Always a flier at heart
By COLETTE BANCROFT
Published July 26, 2005
[Times photo: Daniel Wallace] Henry Bohler, 80, a member of the Tuskegee Airmen during World War II, plans to attend the national convention this fall in Orlando. The painting to his left is a rendition of a photo taken of him while he was in the service. |
[Photo courtesy of Henry Bohler This is a photo of Henry Bohler when he was a 17-year-old member of the Tuskegee Airmen. Their achievements were key in the integration of the American military. |
TAMPA – At 80, Henry Bohler still maintains his military bearing: spine straight, shoulders squared. And he is still passionate about what he learned as a Tuskegee Airman: “I love to fly.”
In the 1940s, commercial aviation was in its infancy, and few Americans, black or white, had ever taken to the air. The U.S. military, still segregated, had no black pilots when it entered World War II.
But Bohler was fascinated by flying from the time he was a child in Augusta, Ga. “When I graduated from high school, I wanted to fly,” he says.
After completing his first year at Hampton University in Virginia, he read about the Tuskegee Airmen and saw his opportunity.
“I took the exam, and I was admitted,” he says, and was off to training at Keesler Field in Biloxi, Miss., at age 17.
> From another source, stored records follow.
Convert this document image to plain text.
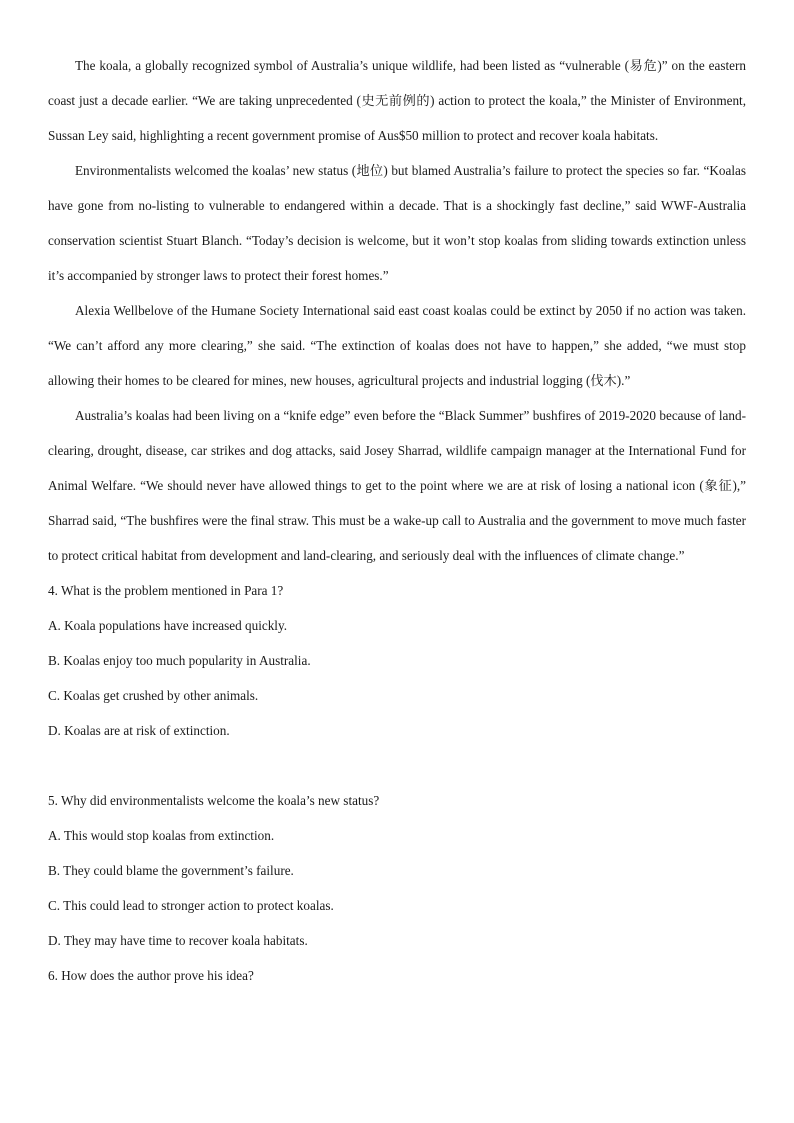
The koala, a globally recognized symbol of Australia’s unique wildlife, had been listed as “vulnerable (易危)” on the eastern coast just a decade earlier. “We are taking unprecedented (史无前例的) action to protect the koala,” the Minister of Environment, Sussan Ley said, highlighting a recent government promise of Aus$50 million to protect and recover koala habitats.

Environmentalists welcomed the koalas’ new status (地位) but blamed Australia’s failure to protect the species so far. “Koalas have gone from no-listing to vulnerable to endangered within a decade. That is a shockingly fast decline,” said WWF-Australia conservation scientist Stuart Blanch. “Today’s decision is welcome, but it won’t stop koalas from sliding towards extinction unless it’s accompanied by stronger laws to protect their forest homes.”

Alexia Wellbelove of the Humane Society International said east coast koalas could be extinct by 2050 if no action was taken. “We can’t afford any more clearing,” she said. “The extinction of koalas does not have to happen,” she added, “we must stop allowing their homes to be cleared for mines, new houses, agricultural projects and industrial logging (伐木).”

Australia’s koalas had been living on a “knife edge” even before the “Black Summer” bushfires of 2019-2020 because of land-clearing, drought, disease, car strikes and dog attacks, said Josey Sharrad, wildlife campaign manager at the International Fund for Animal Welfare. “We should never have allowed things to get to the point where we are at risk of losing a national icon (象征),” Sharrad said, “The bushfires were the final straw. This must be a wake-up call to Australia and the government to move much faster to protect critical habitat from development and land-clearing, and seriously deal with the influences of climate change.”

4. What is the problem mentioned in Para 1?

A. Koala populations have increased quickly.

B. Koalas enjoy too much popularity in Australia.

C. Koalas get crushed by other animals.

D. Koalas are at risk of extinction.

5. Why did environmentalists welcome the koala’s new status?

A. This would stop koalas from extinction.

B. They could blame the government’s failure.

C. This could lead to stronger action to protect koalas.

D. They may have time to recover koala habitats.

6. How does the author prove his idea?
From there he went to Tuskegee, Ala., for primary flight training. “That was when I got my first look at a plane up close.”
The cadets started out in a Stearman PT-17, a two-seater biplane. The student sat in the front cockpit, the instructor in the second cockpit with his own set of controls.
Bohler soloed three months after his first look at a plane. “It felt okay,” he says with a grin.
He completed his training in December of 1944. About half of the Tuskegee Airmen were posted to the European Theater of the war, and that’s where Bohler wanted to be: “I wanted to shoot down (Germans).”
But he stayed stateside, stationed at Walterboro Army Air Field in South Carolina and then at Goodman Army Air Field in Kentucky. “We flew missions just like we were overseas.”
Although there were plans in 1945 to send the 477th Group, the composite bombardment and fighter group of Tuskegee Airmen based at Goodman, to combat in the Pacific, the war ended before they could be deployed.
Bohler knows exactly how long he was a Tuskegee Airman: “Three years, six months and 16 days.”
He left the Army Air Forces at 20, as a second lieutenant, and returned to Hampton to complete his degree in vocational education. After teaching for a couple of years, he moved to Tampa in 1950.
He decided to become an electrical contractor, passing the exam with the highest score at that time, he says, and had his own business for more than 30 years before he retired.
“We lived in the projects for 10 years, then I built this house myself,” he says of the trim yellow brick house in Belmont Heights he shares with his wife, Clifford Marie, a registered nurse. They have been married for 56 years and have three children – George, Henry and Pamela – eight grandchildren and two great-grandchildren.
But no matter how busy his family and business kept him, Bohler never stopped flying.
After the war, he wanted to be a commercial pilot and got his commercial license, but airlines in the United States were not hiring black pilots despite the Tuskegee Airmen’s sterling record in the war.
“Some of them went down to South America and worked as commercial pilots, but I was bent on staying here.”
He bought his first plane 30 years ago. He has owned three: a Piper Apache, a Piper Cherokee and now a Commander. “I have flown all over the country,” he says.
Bohler was one of the founders of Ye Mystic AirKrewe, which does flyovers of the Gasparilla Pirate Invasion and other events.
He was piloting his plane up until this year, when a stroke left his speech slowed. “I can’t talk to the towers, so I lost my license.”
But he still goes up with friends who are pilots, and he still enjoys the Tuskegee Airmen conventions. The 34th annual meeting is in August in Orlando. “I’ve been going since day one, to Seattle, Los Angeles, Denver,” Bohler says. “We are all friends.”
The best part of the conventions, he says, is “looking at new planes.”
Besides fulfilling his dream of flying, Bohler says, being a Tuskegee Airman also left him with a desire to pass along the group’s history and ideals to the community.
The walls of his family room are covered with plaques and awards from schools, organizations and government bodies commending him for his service.
He has often spoken to children about his experience as a Tuskegee Airman, and he says they always ask the same questions: “They just want to know about flying.”